When I was a wide-eyed teenager (well, fully-dilated, let’s say that), I heard one of the greatest Rock songs I’d ever experienced on the radio, a slamming Pub Rock anthem called “Hi Honey Ho” by a completely unknown band named Daddy Cool. Soon after, I happened upon a mention of the band in an issue of Billboard and discovered that Daddy Cool was, in fact, an Australian band and hugely popular Down Under. My ongoing musical education uncovered the cogent realization that some of the best and strangest Rock sounds were being produced in Australia — Split Enz, The Triffids, The Clean, The Chills … the list went and continues to go on.
The Paper Kites is yet another sterling example of traditional and contemporary musical influences refracted through the unique Antipodean lens. At its heart, The Paper Kites’ sound is rooted in traditionally tinged but modern Folk Rock, but not the sea shanty yo-ho-ho-ism of Mumford & Sons or The Lumineers. The Paper Kites create a palpably quiet atmosphere, like Brian Eno at his most aggressively Ambient, in the service of songs that shimmer with a hushed power, like a humming, city-energizing dynamo. On the band’s two albums — 2013’s States and last year’s twelvefour — The Paper Kites exude a gentle yet visceral force that suggests U2 and The Cranberries time-tunneling to ’60s New York and San Francisco to absorb their respective scenes’ Folk vibe, then hitting the U.K. to catch some rare Nick Drake gigs before returning to the present to assimilate it all into a beautiful soundtrack suitable for clubs and cathedrals.
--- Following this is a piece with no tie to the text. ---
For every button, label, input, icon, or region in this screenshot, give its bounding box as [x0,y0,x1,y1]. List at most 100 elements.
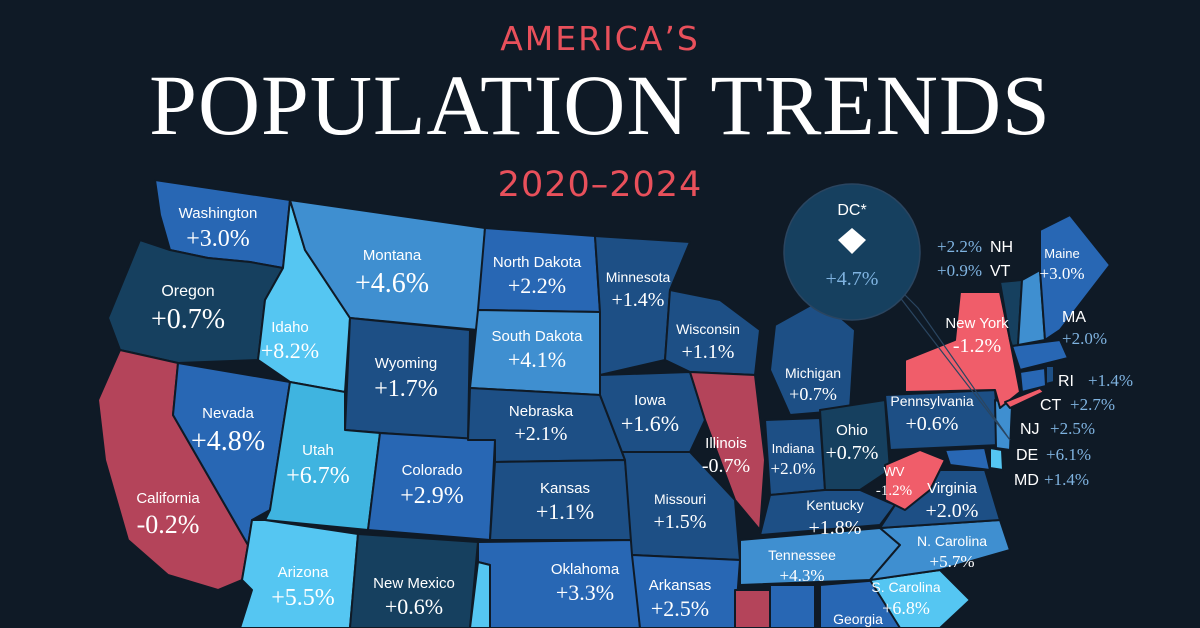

The dynamic between co-vocalists Sam Bentley and Christina Lacy hearkens back to the earliest Folk singers sharing a mic at center stage, but with an electric modernity that is hair-raising in its intensity. The Melbourne quintet made a big impression with its first two EPs and debut full-length, but twelvefour — a concept piece centered on the idea that creativity peaks between midnight and 4 a.m. — amplified all of its best elements into an album that swells with the immutable impact of the incoming tide.